Visto che di morire per Kiev non se ne parla, e se provassimo a rinunciare al gas di Putin? Un fastidioso senso di colpa pesa sui governanti dell’Ue, frutto anche dei sempre più drammatici appelli […]

(ANTONIO PADELLARO – Il Fatto Quotidiano) – Visto che di morire per Kiev non se ne parla, e se provassimo a rinunciare al gas di Putin?
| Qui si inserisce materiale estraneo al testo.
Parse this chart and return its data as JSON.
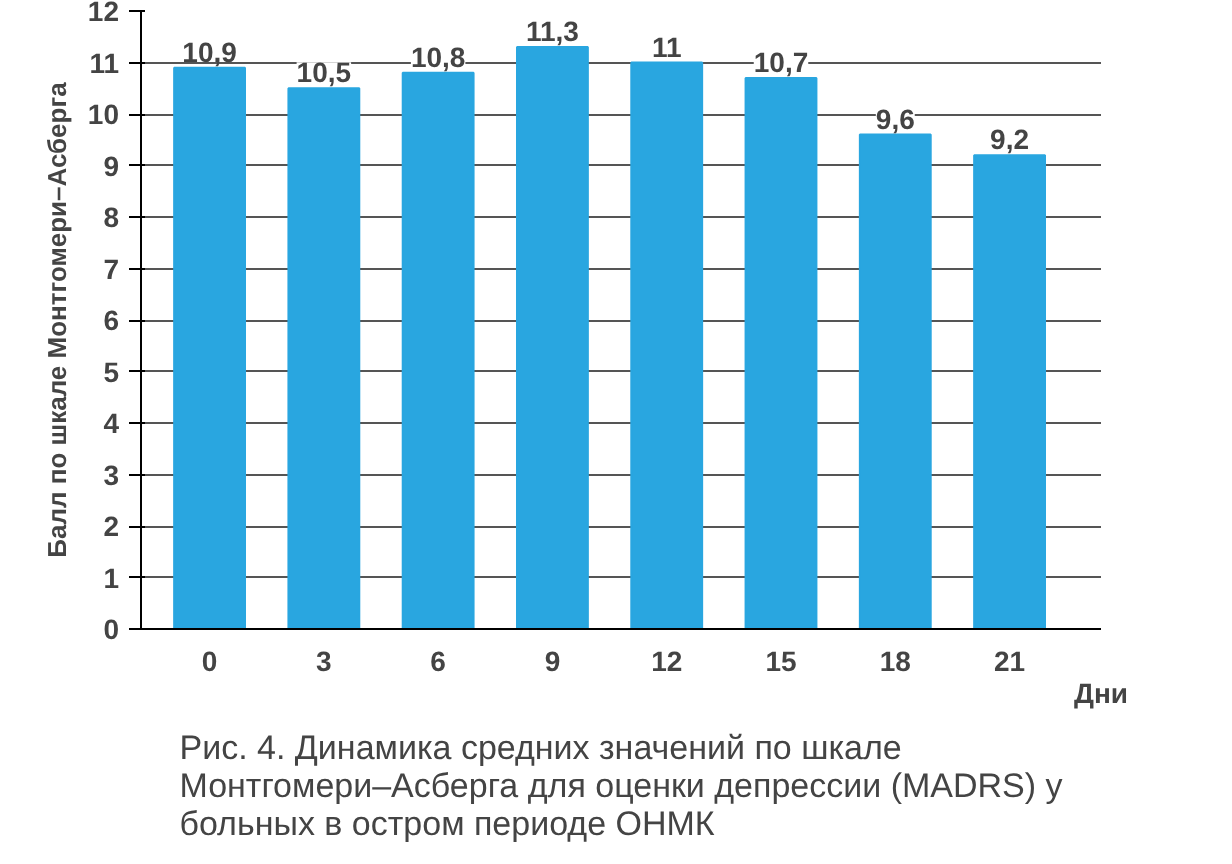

Un fastidioso senso di colpa pesa sui governanti dell’Ue, frutto anche dei sempre più drammatici appelli del premier Zelensky affinché il fronte occidentale faccia “molto di più” per fermare la brutale aggressione. Il no deciso della Nato alla “No fly zone” sul cielo ucraino (e se poi un aereo russo la viola che facciamo, l’abbattiamo?) rientra nel perimetro tracciato da Joe Biden che esclude qualsiasi coinvolgimento militare Usa (e quindi europeo) onde evitare “la Terza guerra mondiale”. Quanto alle sanzioni economiche varate sono certamente molto dure ma forse non abbastanza da dissuadere l’autocrate dai suoi progetti criminali. Senza contare che il popolo russo, ampiamente scarnificato dalla storia, non scenderà in piazza solo perché gli chiudono Ikea. Ragion per cui il governo Draghi è alla ricerca di possibili compensazioni energetiche (soprattutto dall’Algeria e dai Paesi del Golfo) per la possibilità: a) che sia la Russia a chiudere i rubinetti come ritorsione nei confronti di un paese “ostile”; b) se fossimo noi a decidere di non versare più un euro agli invasori. “Senza il gas russo l’autunno sarà freddo”, titolava, ieri, sul Corriere della Sera il Dataroom di Stefano Agnoli e Milena Gabanelli. In caso di immediata sospensione delle forniture non ci sarebbero gravi contraccolpi in una stagione che tende al bello. Però, reperire per ottobre 14 miliardi di metri cubi di gas sarebbe quasi impossibile. Alcune semplici domande. Siamo pronti ad affrontare, come sistema Paese, gli effetti di una pesante crisi energetica, in questo caso “voluta” e non subita? La maggioranza sarà davvero compatta nel sostenere le ragioni della rinuncia al gas, con il rischio che si freni bruscamente la ripresa del dopo Covid? Matteo Salvini (in viaggio di testimonianza verso il confine bellico) sarà pronto a proclamare: costi quel che costi prima gli ucraini? E dai banchi dell’opposizione, Giorgia Meloni si farà carico di una battaglia soprattutto ideale visto che pagando profumatamente Gazprom&soci finanziamo indirettamente la sporca guerra? E scenderà in trincea anche la Confindustria, con gli industriali disposti a rischiare contraccolpi sulla produzione? E come reagirebbe il sindacato ai conseguenti tagli occupazionali? Ma, infine, gli italiani quanto sono realmente pronti a gelare per Kiev?